What should I know about over-the-counter medications?
My child has diarrhea, what should I do?
When should my children be immunized? What immunizations should they get?
How do I get my prescription refilled?
Can I get an antibiotic prescribed over the phone without being seen first?
What should I know about teething?
When do my child’s teeth come in?
Over-the-counter (OTC) medications are medications that can be bought without a doctor’s order. Many OTC medications can be very dangerous to your child if taken incorrectly. We recommend that all parents read about common OTC’s on the American Academy of Pediatrics web site.
Diarrhea can last from 2 days to 2 weeks. The intestine is a sponge that absorbs nutrients and the stool normally comes out formed. With diarrhea, the intestine looses it’s mucosa (sponge) and becomes a slide. Most nutrients go out without being absorbed. Diarrhea usually carries intestinal acids causing diaper rash around the anus.
Most uncomplicated cases go away on their own without treatment, except extra fluids to prevent dehydration. Testing for the specific cause of diarrhea is usually not necessary unless there are bloody stools or you have traveled to areas or ingested food where bacterial diarrheas and parasites are common. Antidiarrheal medications should usually be avoided in children. If the diarrhea persists or profuse, comes with vomiting, or for more than two weeks, or has blood or mucus in it, then your child should see the doctor. Also see the doctor if diarrhea is accompanied by high fever. For more information on diarrhea visit the KidsHealth web page. Give your infant or child Pedialyte for the first 12 hours and then you can offer a lactose-free milk or soy milk.
We have a vaccine schedule available online that covers birth to age 18. Click here to go to our vaccine page.
You should begin by calling your pharmacy. The pharmacy will contact our office for the necessary authorization. You should allow 48 hours for prescription refill requests.
No. We do not believe it is in the best interest of either the patient or the doctor’s office to prescribe medications over the telephone without first being examined by a physician for nature of the illness.

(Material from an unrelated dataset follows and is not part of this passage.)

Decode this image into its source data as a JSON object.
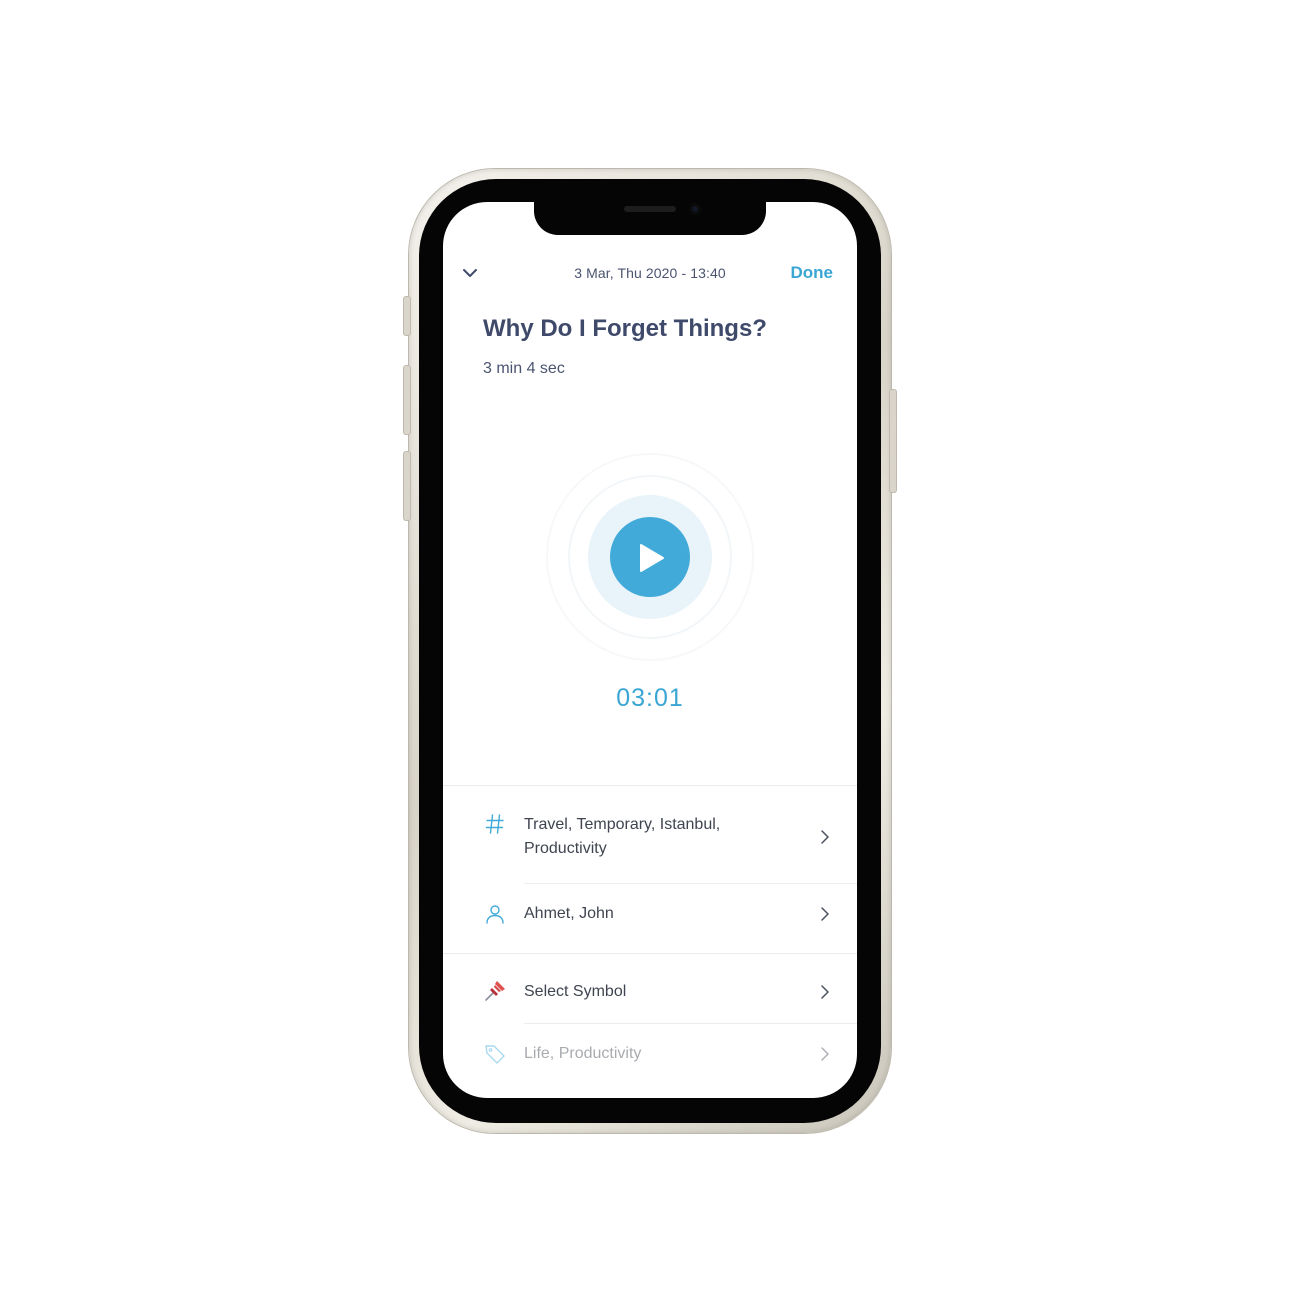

Teething in children usually begins between 4 and 7 months of age. Most teething babies start drooling a lot more and will begin putting their fingers or fist in their mouth. The two bottom front teeth usually appear first followed about 6 weeks later by the front upper teeth. By the time children reach 2 years of age they have 16 teeth. Teething babies might be comforted by chewing on a hard rubber teething ring or a hard unsweetened teething cracker. Don’t use frozen teething objects because extreme cold might injure the tissue in your babies mouth, and frozen bagels or washcloth while effective can represent a choking hazard if pieces are chewed off. Teething gels do not work well because your baby’s drool wipes off those products from his gums. Contrary to the popular belief, fever, diarrhea and other symptoms are not caused by teething. Do not panic if your child’s teeth take time coming out. Every child is different and so are their teeth. We recommend reading the page about teething on the American Academy of Pediatrics Web site.
Your child’s teeth should begin to come in between six and sixteen months. They will continue to come in until your child has all their twenty primary teeth. This is usually at age three. Putting your child to sleep with a bottle can cause cavities.